Narrow M1 data for April is the weakest since modern records began. Real M1 deposits – a leading indicator of economic growth six months or so ahead – have contracted since November. They are shrinking faster that at any time during the 2008-2009 crisis, and faster than in Spain right now, according to Simon Ward at Henderson Global Investors ... "China is in deflation," says Charles Dumas from Lombard Street Research. Yes, consumer price inflation is 3.4pc – though falling – but consumption is a third of GDP. Fixed investment is 46pc, and here prices have dropped 3.5pc in six months. Export prices have dropped 6.6pc ... All the BRICs need watching. India's industrial output fell 3.5pc in March. The country seems caught in a 1970s stagflation vice. Brazil has softened too, with car sales down 15pc and industrial production contracting in March. The bad loans of the banks have reached 10.3pc, higher than post-Lehman. The bubble has probably popped already, but hoteliers in Rio are hanging on. The European Parliament has pulled out of the UN's Rio forum on sustainable development in June because the rooms are exorbitant. "We are short the vastly over-vaunted and over-owned BRICs," says hedge fund contrarian Hugh Hendry. – UK Telegraph
Dominant Social Theme: If only we could print as much money as we want. That would make the banks happy, anyway ...
Free-Market Analysis: Ambrose Evans-Pritchard has gotten to the heart of the matter in a recent article on monetary contraction (see above).
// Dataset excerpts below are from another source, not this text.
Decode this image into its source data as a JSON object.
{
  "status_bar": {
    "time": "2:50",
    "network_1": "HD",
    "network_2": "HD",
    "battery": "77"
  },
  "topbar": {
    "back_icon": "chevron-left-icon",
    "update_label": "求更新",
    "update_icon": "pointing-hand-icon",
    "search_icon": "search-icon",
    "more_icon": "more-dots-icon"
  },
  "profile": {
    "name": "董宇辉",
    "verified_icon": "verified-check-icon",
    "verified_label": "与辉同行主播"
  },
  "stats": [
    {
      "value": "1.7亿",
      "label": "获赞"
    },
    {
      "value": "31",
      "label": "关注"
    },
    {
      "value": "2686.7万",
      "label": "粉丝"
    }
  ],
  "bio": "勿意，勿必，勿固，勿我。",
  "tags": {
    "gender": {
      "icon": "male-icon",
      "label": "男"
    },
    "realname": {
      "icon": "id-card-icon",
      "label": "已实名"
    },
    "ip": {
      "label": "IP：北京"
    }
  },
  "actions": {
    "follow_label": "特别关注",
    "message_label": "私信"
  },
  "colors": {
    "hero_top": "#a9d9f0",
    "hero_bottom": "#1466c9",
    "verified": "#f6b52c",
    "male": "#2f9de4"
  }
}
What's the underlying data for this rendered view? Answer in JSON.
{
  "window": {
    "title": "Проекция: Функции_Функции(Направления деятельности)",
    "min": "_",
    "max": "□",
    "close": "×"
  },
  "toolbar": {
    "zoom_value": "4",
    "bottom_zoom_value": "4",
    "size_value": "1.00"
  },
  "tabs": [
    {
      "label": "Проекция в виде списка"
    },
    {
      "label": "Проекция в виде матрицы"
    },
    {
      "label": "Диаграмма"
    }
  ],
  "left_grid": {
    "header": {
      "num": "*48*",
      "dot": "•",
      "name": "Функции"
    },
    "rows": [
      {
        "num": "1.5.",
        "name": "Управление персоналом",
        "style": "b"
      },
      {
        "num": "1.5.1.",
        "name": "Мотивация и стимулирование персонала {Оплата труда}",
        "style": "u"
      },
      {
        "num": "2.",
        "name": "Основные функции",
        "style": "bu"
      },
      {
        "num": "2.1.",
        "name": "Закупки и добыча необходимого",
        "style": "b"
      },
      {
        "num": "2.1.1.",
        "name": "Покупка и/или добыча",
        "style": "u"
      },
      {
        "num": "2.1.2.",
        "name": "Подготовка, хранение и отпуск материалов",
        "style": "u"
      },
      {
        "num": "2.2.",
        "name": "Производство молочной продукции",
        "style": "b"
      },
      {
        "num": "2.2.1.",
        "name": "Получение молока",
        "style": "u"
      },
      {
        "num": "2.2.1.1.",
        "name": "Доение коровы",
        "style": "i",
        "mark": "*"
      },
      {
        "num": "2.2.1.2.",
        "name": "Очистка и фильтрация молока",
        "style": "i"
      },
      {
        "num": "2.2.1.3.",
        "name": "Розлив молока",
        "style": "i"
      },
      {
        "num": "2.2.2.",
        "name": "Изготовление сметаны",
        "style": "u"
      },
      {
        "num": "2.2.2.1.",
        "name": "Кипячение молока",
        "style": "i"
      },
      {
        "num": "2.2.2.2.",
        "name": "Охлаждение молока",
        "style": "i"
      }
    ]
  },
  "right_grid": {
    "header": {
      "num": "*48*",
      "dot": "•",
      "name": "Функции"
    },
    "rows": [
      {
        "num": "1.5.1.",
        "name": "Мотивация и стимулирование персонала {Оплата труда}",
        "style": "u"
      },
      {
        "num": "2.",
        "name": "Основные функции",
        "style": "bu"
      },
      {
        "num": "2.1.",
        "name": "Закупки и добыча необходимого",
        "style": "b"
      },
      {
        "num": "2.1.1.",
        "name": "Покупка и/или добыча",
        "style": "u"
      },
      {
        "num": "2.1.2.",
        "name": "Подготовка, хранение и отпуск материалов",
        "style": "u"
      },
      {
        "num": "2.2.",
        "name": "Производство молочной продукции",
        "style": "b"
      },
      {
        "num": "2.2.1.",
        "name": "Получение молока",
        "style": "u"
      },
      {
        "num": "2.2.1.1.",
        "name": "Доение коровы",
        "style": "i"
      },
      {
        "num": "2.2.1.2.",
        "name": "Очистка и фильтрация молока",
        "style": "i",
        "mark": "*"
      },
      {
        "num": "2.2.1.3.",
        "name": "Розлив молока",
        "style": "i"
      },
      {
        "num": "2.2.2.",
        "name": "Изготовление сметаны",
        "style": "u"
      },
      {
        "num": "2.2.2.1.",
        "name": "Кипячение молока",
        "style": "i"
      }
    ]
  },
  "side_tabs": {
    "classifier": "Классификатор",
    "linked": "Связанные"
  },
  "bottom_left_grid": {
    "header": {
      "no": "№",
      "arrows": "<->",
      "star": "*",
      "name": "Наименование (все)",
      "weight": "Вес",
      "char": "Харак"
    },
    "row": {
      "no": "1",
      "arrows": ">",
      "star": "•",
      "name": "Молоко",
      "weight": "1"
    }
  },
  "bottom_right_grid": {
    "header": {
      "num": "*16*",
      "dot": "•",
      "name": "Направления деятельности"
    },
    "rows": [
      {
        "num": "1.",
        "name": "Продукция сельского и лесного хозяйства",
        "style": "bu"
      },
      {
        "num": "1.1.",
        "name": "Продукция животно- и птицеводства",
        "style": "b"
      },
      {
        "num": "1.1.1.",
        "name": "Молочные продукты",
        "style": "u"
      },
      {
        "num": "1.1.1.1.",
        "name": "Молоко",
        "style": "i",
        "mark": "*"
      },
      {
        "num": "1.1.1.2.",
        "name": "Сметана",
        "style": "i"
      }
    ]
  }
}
He rightly points out that less money is circulating but then comes quickly to a Keynesian conclusion that more money will provide the antidote.
Because of all of the conflicting information surrounding this subject, it takes a long time to figure it out. But one thing is for sure: "Printing" money is not the solution.
Unlike many, Evans-Pritchard has gotten the problem right in the past. For a variety of reasons, money is not circulating around the world.